Purtroppo Il Primo Re non riesce a coinvolgere e a emozionare, guarda e si rifà per l’uso della lingua – il proto latino sottotitolato in italiano – a La Passione di Cristo e Apocalypto, le opere più crude e estreme dirette da Mel Gibson, ma non ne possiede lo stesso impeto visivo e la medesima radicalità
Il cinema di genere italiano ha recentemente trovato una sua nuova vena creativa, tra questi (ma non solo) c’è solo Il primo Re.
Il Primo Re è sbarcato su RaiPlay. Vi basterà iscrivervi gratuitamente per vederlo.
Il cinema di genere italiano oggi
Negli ultimi anni qualcosa si sta muovendo, grazie all’uscita di alcuni titoli come lo sfortunato e sottostimato Pericle il nero di Stefano Mordini, Veloce come il vento di Matteo Rovere e soprattutto Lo chiamavano Jeeg Robot di Gabriele Mainetti.

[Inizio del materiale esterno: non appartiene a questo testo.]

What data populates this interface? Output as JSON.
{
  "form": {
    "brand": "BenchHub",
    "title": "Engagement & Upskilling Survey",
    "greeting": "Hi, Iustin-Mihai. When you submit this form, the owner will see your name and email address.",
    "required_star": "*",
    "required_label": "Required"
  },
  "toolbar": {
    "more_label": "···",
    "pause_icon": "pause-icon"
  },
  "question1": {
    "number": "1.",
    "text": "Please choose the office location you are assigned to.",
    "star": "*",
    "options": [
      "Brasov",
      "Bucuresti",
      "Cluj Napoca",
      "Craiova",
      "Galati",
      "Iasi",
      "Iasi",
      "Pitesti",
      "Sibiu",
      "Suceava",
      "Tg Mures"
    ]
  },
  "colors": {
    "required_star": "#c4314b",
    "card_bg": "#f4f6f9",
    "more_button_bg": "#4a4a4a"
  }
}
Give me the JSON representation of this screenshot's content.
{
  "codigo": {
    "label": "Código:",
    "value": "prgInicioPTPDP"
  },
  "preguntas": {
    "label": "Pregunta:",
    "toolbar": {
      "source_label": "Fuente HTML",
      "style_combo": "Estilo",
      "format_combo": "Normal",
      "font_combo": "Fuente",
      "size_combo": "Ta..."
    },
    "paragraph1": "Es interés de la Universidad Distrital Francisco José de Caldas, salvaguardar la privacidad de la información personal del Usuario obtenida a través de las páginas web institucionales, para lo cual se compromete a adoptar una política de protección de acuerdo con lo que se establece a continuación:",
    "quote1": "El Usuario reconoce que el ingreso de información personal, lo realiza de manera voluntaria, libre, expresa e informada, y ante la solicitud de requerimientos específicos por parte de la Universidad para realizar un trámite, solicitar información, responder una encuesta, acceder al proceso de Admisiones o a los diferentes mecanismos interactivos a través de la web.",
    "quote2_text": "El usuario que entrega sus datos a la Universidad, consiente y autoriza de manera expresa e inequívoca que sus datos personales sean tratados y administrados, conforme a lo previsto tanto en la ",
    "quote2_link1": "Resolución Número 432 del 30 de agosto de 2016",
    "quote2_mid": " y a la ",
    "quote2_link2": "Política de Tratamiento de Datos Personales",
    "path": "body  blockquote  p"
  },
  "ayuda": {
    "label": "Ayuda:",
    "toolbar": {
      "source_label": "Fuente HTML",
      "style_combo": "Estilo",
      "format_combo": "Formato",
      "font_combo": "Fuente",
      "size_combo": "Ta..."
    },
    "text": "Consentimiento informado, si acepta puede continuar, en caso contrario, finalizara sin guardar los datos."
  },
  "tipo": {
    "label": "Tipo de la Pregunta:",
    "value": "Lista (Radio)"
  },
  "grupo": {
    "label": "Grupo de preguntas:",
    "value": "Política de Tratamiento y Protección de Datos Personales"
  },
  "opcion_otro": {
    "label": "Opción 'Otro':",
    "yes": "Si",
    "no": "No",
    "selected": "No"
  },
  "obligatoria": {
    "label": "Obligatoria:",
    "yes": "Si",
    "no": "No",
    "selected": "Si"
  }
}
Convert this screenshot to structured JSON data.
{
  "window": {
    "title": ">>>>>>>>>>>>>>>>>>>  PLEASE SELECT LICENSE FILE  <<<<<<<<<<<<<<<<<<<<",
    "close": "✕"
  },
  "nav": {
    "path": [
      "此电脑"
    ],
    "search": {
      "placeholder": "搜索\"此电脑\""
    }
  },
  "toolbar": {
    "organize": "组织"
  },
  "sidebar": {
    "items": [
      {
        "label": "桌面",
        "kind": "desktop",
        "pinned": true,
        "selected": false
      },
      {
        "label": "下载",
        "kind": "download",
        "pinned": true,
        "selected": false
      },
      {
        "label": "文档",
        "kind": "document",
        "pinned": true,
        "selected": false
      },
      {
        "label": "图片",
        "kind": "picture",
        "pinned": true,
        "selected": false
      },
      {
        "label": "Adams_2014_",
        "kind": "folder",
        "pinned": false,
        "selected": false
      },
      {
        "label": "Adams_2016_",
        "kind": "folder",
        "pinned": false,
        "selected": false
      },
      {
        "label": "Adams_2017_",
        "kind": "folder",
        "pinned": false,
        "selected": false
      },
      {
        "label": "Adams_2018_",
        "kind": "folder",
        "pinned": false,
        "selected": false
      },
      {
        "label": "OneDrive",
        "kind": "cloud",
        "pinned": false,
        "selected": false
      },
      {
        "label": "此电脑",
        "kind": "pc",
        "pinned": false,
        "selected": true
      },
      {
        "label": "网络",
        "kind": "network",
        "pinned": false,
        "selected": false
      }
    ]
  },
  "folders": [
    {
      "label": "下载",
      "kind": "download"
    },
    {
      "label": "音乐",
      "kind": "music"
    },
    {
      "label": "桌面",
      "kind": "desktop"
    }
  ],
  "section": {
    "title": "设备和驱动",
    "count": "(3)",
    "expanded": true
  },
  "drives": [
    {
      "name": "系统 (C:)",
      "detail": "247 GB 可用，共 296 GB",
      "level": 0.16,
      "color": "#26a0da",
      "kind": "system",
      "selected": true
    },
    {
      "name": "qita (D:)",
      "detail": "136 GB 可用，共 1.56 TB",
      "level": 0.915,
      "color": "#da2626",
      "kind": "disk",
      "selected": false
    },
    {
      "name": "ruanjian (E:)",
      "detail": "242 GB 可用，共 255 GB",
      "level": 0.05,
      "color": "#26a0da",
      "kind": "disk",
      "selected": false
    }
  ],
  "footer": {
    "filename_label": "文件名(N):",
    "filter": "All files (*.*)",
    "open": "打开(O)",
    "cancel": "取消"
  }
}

n film italiano sui supereroi, uno dei primi tentavi significativi della nostra cinematografia rivolto ad un pubblico adulto dopo Il ragazzo invisibile, l’esperimento di Salvatores indirizzato principalmente agli spettatori più giovani. Lavorando con un budget non certo stellare e limitando al massimo gli effetti digitali Mainetti, ha realizzato un’opera coraggiosa e vitale, un film di genere coerente e maturo. Un film che gioca sugli archetipi, contaminandoli con la commedia e il dramma sociale. Titoli come Lo chiamavano Jeeg Robot danno nuova linfa vitale al nostro cinema. Dobbiamo tornare a esportare i nostri prodotti ( Gomorrae The YoungPope) e a riportare al cinema quella fetta di pubblico nostrano defilatosi anche a causa della mancanza di generi in cui eravamo maestri. E’ necessario, che i produttori dimostrino un briciolo di coraggio nel sostenere con mezzi adeguati i talenti nostrani. Perchè il vero problema giunge al momento della distribuzione e promozione.
Il Primo Re
Scrivevo così, circa due anni fa, nella parte finale del mio intervento pubblicato sullo speciale cartaceo di Taxi Drivers dedicato al cinema italiano. Nel vedere Il Primo Re, il nuovo film di Matteo Rovere.Disponendo di un budget piuttosto importante per una produzione italiana (circa otto milioni di euro), tenta con coraggio e un po’ d’incoscienza di esplorare nuovi territori. Purtroppo, l’operazione portata avanti da Rovere e dai suoi collaboratori risulta assai fragile e pretenziosa. Frana e rimane schiacciata sotto il peso abnorme e smisurato delle proprie ambizioni. Invece di una trasposizione epica sulla leggenda di Romolo e Remo e la fondazione di Roma ad opera del primo, ne viene fuori un film goffo che sbaglia completamente i toni e il registro da utilizzare.
Cast e direzione artistica
Capace suo malgrado di scivolare in più d’una occasione nel ridicolo involontario. La scelta del cast, ad eccezione di Tania Garribba, davvero brava e sorprendente nel ruolo della vestale, risulta abbastanza infelice: Alessandro Borghi (interprete bravo e capace quando recita in sottrazione, decisamente meno quando eccede nei toni) nei panni di Remo è in costante e perenne overacting.Alessio Lapice in quelli di Romolo, rimane sullo sfondo, dimesso, catatonico e sofferente per quasi tutta la durata del film. Le musiche di Andrea Farri, martellanti e fastidiosamente onnipresenti, sono talmente enfatiche da risultare stucchevoli. Si salvano le ambientazioni, curate e suggestive, e la fotografia di Daniele Ciprì che sceglie di utilizzare la luce naturale per imprimere maggiore forza e autenticità ai vari scenari.
Conclusioni
Purtroppo Il Primo Re non riesce a coinvolgere e a emozionare. Guarda e si rifà per la recitazione in una lingua antica. Il film è interamente recitato in proto latino sottotitolato in italiano. Un’operazione simile a La Passione di Cristo e Apocalypto, diretti da Mel Gibson, girate rispettivamente in latino, ebraico, aramaico e in lingua maya. Purtroppo, non ne possiede lo stesso impeto visivo e la medesima radicalità. Dobbiamo comunque considerare le differenze di budget. Finisce purtroppo per essere un “vorrei ma non posso” a cui auguriamo comunque un buon esito commerciale. Potrebbe avere una discreta visibilità nei mercati internazionali, in grado di non scoraggiare i temerari che vorranno proporre qualcosa di nuovo e di diverso.